Learning with a Critic

In supervised learning we have assumed that there is a target output value for each input value. However, in many situations, there is less detailed information available. In extreme situations, there is only a single bit of information after a long sequence of inputs telling whether the output is right or wrong. Reinforcement learning is one method developed to deal with such situations.

Reinforcement learning (RL) is a kind of supervised learning in that some feedback from the environment is given. However the feedback signal is only evaluative, not instructive. Reinforcement learning is often called learning with a critic as opposed to learning with a teacher.

Learning from Interaction

Humans learn by interacting with the environment.

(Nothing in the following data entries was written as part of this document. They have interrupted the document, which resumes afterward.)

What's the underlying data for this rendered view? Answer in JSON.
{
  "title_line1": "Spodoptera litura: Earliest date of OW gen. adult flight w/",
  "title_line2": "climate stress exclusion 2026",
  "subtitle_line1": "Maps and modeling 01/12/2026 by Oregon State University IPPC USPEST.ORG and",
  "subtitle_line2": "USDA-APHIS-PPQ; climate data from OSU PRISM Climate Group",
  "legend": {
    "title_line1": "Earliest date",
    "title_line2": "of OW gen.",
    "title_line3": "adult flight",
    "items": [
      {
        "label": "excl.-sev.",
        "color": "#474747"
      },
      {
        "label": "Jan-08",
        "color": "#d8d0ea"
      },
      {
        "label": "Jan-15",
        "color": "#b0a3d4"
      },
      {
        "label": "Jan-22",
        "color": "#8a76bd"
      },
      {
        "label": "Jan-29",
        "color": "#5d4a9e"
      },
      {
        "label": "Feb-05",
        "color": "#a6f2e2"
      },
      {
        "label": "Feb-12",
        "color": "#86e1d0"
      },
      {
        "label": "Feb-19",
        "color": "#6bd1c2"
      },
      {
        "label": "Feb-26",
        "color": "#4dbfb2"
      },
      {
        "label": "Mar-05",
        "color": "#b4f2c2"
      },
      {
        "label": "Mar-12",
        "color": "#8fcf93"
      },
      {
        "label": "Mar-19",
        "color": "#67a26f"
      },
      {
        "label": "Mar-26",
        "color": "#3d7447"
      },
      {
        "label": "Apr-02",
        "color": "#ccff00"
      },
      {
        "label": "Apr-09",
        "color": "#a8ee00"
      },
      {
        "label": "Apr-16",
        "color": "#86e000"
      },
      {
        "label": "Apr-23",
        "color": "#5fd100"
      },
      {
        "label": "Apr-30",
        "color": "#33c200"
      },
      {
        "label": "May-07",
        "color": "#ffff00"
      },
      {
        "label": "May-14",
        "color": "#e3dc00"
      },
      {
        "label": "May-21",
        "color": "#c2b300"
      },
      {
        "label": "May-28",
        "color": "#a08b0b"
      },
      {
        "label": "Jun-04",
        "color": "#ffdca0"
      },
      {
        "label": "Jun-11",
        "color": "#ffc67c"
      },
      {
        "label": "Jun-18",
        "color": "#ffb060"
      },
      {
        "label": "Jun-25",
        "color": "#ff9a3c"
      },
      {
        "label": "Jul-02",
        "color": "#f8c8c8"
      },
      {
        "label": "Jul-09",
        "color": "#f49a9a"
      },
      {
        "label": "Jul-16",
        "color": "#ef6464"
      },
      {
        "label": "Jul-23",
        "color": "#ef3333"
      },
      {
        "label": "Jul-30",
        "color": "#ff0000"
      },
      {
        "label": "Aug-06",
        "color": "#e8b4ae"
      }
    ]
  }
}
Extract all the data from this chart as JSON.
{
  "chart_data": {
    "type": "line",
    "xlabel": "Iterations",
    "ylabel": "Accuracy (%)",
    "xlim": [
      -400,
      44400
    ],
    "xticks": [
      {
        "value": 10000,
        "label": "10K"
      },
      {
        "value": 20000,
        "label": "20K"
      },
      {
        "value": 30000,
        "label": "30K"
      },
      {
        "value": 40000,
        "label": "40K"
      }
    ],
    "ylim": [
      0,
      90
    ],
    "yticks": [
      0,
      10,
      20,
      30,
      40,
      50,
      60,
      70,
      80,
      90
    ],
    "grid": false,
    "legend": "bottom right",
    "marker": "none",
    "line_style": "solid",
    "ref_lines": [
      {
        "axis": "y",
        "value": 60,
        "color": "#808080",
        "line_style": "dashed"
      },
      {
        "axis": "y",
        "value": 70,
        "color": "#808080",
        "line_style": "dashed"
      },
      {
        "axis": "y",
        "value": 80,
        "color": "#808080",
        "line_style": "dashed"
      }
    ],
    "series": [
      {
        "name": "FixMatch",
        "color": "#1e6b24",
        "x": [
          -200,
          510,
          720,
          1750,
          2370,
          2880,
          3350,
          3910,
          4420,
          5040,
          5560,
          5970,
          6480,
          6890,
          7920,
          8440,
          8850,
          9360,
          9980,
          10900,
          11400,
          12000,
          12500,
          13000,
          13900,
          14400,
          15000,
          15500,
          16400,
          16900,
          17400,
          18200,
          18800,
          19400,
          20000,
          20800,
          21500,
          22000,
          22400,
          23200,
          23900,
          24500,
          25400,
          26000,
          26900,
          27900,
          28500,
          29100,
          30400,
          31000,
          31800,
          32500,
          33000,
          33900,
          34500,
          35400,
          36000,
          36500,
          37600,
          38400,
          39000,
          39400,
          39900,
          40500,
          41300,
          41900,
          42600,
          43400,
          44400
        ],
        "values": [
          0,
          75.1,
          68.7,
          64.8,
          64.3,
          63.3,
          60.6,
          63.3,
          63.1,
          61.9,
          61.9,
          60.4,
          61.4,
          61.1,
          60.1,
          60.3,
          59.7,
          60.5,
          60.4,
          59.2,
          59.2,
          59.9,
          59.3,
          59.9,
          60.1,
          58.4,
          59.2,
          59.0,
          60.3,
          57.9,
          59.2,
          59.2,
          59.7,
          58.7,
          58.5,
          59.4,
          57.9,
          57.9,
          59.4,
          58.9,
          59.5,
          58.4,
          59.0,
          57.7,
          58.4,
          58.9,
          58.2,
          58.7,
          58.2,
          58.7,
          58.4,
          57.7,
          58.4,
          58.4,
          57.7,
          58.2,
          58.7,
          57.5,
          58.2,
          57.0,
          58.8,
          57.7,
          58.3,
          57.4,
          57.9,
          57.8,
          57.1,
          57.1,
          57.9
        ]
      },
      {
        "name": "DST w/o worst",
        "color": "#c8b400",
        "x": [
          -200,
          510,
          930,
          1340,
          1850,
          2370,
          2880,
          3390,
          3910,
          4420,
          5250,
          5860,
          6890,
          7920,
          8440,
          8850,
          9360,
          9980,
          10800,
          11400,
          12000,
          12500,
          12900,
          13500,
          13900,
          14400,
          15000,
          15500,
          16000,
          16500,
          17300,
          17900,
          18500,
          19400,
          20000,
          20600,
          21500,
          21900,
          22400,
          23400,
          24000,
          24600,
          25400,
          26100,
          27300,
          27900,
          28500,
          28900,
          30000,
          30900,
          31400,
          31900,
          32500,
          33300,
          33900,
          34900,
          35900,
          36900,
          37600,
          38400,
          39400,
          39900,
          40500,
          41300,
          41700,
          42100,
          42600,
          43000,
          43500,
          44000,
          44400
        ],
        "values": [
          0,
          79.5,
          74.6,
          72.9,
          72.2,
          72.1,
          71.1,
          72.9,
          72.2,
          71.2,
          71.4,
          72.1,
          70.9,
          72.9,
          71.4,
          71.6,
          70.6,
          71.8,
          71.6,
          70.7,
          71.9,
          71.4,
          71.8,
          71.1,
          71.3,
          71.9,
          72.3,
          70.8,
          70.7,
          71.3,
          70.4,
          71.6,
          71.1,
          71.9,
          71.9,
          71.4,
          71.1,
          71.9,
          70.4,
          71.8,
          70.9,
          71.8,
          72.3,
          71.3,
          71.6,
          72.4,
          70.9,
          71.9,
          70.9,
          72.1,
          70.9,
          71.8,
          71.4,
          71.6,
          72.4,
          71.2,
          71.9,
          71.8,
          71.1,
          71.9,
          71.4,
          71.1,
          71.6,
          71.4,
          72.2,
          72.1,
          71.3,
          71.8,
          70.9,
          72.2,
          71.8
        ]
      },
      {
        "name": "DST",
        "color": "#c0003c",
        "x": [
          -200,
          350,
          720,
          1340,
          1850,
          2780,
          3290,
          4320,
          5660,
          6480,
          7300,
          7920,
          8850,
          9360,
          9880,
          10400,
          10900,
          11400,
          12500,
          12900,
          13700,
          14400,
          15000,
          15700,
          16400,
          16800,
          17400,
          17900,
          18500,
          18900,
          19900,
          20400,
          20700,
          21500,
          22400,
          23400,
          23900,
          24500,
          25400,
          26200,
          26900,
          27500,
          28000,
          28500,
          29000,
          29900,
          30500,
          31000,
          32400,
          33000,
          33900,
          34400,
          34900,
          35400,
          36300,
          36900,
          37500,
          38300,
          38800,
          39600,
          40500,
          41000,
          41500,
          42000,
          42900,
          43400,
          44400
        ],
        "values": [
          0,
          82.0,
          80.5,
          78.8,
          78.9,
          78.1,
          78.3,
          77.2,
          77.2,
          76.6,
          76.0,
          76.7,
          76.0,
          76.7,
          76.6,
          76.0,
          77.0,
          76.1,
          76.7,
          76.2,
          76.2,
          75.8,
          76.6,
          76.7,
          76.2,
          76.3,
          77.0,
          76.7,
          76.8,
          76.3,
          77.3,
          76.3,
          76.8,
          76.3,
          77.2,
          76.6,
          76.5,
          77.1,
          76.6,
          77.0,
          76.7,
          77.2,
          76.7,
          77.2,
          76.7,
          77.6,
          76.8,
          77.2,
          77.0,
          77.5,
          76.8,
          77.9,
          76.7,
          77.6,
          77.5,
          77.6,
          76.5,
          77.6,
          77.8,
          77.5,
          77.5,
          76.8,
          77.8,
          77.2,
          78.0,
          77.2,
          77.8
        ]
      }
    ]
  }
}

When a baby plays, it waves its arms around, touches things, tastes things, etc. There is no explicit teacher but there is a sensori-motor connection to its environment. Such a connection provides information about cause and effect, the consequence of actions, and what to do to achieve goals.

Learning from interaction with our environment is a fundamental idea underlying most theories of learning.

RL has rich roots in the psychology of animal learning, from where it gets its name.

The growing interest in RL comes in part from the desire to build intelligent systems that must operate in dynamically changing real- world environments. Robotics is the common example.

Environment

In RL, it is common to think explicitly of a network functioning in an environment. The environment supplies inputs to the network, receives output, and then provides a reinforcement signal.

In the most general case, the environment may itself be governed by a complicated dynamical process. Both reinforcement signals and input patterns may depend arbitrarily on the past history of the networks's output.

The classic problem is in game theory, where the "environment" is actually another player or players.

Temporal Credit Assignment Problem

A network designed to play chess would receive a reinforcement signal (win or lose) after a long sequence of moves. The question that arises is: How do we assign credit or blame individually to each move in a sequence that leads to an eventual victory or loss?

This is called the temporal credit assignment problem in contrast with the structural credit problem where we must attribute network error to different weights.

Learning and Planning

So far in this course we have not discussed the issue of planning. The networks we have seen are simply learning a direct relationship between an input and an output. RL is our first look at networks that in some sense decide a course of action by considering possible future actions before they are actually experienced.

Related Work

RL is closely related to

Exploration vs Exploitation

RL is learning what to do - how to map situations to actions - so as to maximize a scalar reward signal.